Can only read once after flush

Opened this issue · 0 comments

`use std::io::{Read, Write};

fn main() {

// create an encoder
let mut enc = lz4::EncoderBuilder::new()
    .build(Vec::new()).unwrap();

// write 'a' 100 times to the encoder
let text: Vec<u8> = vec!['a' as u8; 100];
enc.write_all(&text[..]).unwrap();

// flush the encoder
enc.flush().unwrap();

// create a decoder wrapping the backing buffer
let mut dec = lz4::Decoder::new(&enc.writer()[..]).unwrap();

// read from the decoder, buf_size bytes at a time
let buf_size = 10;
let mut buf = vec![0; buf_size];

let expected_reads = 10;
let mut num_reads = 0;

while let Ok(n) = dec.read(&mut buf[..]) {
    if n == 0 {
        break;
    }
    num_reads += 1;
}

assert_eq!(num_reads, expected_reads);

}`

In this code, 100 bytes of data is encoded and then the std::io::Write::flush() function is used on the encoder.

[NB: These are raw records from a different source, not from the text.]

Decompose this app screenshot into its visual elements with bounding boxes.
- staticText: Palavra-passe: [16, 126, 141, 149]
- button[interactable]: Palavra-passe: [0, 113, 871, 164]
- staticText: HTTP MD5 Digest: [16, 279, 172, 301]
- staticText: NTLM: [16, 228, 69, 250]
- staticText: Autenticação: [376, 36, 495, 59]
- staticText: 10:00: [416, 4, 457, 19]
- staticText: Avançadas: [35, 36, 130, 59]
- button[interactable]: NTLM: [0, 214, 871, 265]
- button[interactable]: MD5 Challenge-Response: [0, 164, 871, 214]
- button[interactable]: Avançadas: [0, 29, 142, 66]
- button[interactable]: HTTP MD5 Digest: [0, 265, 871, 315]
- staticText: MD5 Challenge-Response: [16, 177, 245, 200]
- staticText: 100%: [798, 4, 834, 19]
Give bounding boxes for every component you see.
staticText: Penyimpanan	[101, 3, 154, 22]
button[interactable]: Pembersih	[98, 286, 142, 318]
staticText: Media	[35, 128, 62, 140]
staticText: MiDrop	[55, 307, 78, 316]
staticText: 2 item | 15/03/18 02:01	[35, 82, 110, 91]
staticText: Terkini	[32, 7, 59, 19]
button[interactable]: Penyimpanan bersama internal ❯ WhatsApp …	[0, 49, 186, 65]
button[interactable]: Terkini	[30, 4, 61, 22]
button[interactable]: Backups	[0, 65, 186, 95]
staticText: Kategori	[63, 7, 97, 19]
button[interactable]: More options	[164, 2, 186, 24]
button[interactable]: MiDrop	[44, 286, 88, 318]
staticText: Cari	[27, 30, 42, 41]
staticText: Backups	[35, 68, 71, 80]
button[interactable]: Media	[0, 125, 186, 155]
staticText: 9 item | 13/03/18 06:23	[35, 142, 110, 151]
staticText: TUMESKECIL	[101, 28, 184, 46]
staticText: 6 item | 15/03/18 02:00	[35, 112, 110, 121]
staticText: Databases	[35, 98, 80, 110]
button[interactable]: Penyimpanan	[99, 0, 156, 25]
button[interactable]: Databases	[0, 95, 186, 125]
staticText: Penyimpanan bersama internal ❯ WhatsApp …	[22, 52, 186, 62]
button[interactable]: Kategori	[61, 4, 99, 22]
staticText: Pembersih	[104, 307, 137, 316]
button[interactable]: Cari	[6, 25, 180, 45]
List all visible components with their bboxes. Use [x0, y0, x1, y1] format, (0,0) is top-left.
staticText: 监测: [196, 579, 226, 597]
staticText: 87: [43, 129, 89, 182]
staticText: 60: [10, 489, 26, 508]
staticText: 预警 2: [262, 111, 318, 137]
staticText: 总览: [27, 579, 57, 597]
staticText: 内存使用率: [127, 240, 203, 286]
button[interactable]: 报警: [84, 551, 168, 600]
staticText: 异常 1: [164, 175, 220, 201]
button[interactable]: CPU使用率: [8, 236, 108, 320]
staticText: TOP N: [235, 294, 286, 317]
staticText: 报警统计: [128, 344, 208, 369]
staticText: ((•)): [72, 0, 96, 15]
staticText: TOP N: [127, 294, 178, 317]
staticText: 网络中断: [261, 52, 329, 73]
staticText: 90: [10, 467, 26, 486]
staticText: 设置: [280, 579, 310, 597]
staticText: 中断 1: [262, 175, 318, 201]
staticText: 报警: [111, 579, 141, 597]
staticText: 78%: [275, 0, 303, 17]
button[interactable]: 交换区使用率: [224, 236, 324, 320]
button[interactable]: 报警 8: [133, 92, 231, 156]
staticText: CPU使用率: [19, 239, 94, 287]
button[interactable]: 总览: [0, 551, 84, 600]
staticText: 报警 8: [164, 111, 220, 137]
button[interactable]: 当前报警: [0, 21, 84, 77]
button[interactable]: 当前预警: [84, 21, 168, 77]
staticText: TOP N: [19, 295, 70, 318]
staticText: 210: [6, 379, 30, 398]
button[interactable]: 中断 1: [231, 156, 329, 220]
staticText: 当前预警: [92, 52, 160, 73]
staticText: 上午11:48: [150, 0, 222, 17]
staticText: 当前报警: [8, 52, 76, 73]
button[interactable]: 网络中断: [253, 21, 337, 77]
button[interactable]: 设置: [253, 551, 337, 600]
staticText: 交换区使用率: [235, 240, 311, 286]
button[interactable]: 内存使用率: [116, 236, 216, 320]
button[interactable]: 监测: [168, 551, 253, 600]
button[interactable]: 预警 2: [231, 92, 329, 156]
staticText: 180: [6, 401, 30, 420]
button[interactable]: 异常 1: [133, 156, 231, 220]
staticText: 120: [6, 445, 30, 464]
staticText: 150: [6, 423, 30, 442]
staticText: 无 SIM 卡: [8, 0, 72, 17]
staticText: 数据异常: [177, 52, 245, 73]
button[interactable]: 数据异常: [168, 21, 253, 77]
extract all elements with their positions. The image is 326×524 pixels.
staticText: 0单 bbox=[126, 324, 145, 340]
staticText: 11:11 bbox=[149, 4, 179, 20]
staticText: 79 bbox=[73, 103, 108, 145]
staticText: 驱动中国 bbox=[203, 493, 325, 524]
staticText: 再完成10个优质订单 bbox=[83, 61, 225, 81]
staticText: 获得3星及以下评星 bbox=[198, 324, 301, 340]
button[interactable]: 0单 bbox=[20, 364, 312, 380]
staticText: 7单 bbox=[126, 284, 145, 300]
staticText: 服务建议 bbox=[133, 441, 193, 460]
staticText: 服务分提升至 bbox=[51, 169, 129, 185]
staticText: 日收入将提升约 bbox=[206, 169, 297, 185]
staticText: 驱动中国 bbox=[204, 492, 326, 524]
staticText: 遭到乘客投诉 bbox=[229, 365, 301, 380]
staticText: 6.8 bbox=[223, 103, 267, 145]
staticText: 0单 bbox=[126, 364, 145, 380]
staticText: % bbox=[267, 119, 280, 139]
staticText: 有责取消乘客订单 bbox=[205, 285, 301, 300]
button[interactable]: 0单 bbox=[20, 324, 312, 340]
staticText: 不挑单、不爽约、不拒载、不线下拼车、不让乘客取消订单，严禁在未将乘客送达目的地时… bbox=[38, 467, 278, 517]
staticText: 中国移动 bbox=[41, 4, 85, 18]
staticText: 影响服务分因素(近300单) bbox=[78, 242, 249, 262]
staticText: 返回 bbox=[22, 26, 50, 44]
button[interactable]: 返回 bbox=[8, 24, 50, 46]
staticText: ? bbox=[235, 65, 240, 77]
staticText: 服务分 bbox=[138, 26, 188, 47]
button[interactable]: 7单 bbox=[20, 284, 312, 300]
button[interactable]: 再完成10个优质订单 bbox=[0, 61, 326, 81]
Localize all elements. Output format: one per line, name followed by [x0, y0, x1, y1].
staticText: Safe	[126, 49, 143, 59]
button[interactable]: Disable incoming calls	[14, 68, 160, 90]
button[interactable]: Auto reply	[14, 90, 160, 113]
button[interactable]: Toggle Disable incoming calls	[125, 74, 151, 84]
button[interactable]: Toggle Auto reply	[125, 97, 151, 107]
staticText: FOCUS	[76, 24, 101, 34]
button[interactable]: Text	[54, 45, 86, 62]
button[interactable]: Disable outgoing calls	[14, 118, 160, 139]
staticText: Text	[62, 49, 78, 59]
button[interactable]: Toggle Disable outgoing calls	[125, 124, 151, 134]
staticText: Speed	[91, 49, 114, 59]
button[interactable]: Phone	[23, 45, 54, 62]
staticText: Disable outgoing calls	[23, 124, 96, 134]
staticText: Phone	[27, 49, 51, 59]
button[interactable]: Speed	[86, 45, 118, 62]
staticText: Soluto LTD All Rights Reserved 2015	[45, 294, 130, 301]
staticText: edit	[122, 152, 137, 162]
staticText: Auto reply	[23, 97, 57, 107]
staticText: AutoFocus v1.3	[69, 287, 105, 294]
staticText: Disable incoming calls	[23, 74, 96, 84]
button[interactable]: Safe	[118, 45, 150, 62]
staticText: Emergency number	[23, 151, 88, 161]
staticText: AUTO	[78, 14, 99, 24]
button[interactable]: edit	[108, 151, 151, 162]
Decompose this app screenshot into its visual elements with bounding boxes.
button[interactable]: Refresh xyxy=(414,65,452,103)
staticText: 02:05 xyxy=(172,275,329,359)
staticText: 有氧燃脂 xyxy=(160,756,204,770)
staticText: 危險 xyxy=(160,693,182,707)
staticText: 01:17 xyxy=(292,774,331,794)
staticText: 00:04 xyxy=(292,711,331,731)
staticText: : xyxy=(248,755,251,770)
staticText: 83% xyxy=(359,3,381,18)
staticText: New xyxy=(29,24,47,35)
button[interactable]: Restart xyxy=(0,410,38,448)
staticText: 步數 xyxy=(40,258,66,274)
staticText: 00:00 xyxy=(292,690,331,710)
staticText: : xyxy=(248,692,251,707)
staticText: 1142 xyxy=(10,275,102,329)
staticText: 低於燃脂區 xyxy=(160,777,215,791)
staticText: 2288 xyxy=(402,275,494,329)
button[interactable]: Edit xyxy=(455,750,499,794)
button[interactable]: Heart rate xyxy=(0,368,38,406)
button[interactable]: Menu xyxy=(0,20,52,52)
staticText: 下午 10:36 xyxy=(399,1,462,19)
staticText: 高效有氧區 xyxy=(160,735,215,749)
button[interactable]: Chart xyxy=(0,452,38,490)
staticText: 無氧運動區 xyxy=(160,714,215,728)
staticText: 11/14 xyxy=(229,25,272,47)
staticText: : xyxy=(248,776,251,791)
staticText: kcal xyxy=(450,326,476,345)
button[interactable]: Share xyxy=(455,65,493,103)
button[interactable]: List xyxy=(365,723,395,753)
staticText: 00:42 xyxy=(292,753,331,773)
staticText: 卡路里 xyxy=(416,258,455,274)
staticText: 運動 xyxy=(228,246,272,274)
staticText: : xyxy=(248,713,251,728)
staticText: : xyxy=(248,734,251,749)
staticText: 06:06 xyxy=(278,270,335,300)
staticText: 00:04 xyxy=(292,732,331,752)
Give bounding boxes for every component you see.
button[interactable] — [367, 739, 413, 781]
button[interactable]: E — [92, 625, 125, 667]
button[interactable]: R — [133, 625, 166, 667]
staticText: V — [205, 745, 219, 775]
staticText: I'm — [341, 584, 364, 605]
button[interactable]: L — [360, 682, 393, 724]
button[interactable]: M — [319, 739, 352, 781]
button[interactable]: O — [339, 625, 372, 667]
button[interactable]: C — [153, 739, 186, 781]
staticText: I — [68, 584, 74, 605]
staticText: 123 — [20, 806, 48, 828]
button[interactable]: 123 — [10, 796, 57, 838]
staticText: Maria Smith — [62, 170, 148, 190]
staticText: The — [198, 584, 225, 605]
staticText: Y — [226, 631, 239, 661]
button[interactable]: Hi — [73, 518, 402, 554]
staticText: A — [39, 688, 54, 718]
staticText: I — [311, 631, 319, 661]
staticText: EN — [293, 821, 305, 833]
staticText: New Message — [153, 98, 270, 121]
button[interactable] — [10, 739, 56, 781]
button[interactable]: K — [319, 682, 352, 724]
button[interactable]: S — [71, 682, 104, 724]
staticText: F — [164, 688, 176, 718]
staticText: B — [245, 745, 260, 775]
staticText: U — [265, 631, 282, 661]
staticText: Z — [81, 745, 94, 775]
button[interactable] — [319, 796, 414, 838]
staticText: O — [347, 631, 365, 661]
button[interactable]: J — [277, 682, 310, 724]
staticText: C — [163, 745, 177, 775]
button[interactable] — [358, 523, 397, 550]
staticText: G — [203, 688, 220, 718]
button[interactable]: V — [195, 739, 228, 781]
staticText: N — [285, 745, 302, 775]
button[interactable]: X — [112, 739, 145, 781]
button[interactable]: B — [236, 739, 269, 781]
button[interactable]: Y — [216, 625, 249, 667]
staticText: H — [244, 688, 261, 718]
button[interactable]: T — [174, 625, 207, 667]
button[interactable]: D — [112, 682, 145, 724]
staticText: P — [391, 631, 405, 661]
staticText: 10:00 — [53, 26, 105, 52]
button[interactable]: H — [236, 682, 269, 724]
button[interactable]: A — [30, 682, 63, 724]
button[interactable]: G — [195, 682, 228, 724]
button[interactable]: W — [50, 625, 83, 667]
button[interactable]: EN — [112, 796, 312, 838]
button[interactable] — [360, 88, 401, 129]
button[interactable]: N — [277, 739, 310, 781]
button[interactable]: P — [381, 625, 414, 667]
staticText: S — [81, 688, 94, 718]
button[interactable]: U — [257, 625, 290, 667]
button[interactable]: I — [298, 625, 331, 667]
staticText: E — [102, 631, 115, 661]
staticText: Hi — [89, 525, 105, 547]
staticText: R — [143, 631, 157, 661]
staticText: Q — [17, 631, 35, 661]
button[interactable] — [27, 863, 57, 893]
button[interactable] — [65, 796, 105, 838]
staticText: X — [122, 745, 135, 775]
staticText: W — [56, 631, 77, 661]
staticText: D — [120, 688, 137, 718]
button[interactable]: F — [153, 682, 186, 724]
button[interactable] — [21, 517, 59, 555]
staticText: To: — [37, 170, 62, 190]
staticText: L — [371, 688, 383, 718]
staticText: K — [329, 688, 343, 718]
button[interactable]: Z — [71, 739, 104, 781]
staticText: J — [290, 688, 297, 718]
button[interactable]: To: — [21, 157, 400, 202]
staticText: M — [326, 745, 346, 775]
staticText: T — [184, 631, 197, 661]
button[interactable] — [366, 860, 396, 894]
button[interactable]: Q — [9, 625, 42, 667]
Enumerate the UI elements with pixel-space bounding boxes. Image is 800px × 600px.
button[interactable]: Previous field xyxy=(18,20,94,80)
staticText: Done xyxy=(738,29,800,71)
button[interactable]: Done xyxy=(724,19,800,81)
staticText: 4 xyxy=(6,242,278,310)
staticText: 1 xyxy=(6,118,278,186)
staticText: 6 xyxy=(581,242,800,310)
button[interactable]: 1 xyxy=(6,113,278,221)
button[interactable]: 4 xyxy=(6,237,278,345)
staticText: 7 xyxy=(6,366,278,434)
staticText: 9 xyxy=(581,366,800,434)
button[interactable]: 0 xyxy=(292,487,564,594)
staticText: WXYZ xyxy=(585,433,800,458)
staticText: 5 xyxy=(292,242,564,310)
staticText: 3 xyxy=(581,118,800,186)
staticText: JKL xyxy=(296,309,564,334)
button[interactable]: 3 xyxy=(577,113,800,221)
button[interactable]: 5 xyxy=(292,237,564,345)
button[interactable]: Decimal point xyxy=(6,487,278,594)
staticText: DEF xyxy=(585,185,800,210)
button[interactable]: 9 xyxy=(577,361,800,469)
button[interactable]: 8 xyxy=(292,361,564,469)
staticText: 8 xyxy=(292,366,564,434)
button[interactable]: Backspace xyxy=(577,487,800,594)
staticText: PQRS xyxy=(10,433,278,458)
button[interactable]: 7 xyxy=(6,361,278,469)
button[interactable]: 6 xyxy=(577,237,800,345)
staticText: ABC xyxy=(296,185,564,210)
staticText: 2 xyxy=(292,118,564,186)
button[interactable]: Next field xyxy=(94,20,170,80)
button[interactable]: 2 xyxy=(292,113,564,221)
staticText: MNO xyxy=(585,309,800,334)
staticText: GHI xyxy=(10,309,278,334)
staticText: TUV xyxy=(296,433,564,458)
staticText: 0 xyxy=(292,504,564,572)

Then, a Decoder is created around the backing buffer to read the data. I expected the Decoder to read all 100 bytes and in this case, it would have made 10 read calls, each of which consumes 10 bytes. However, the observed behavior is that the Decoder returns exactly one successful read, and then never reads again. It doesn't matter the number of bytes read, buf_size could be set to 1 or 99, and then only 1 byte or 99 bytes would be read out, then nothing else would be read.

This issue was reproduced on other types of IO, like TcpStreams.

I also noticed that if the total data encoded was small enough, roughly <30 bytes, then the Decoder would perform multiple reads, and this issue would not occur.

When swapping out your lz4 Decoder with a different rust lz4 decoder implementation, I was able to read out all the bytes, which leads me to believe there is an issue in the Decoder, not the Encoder.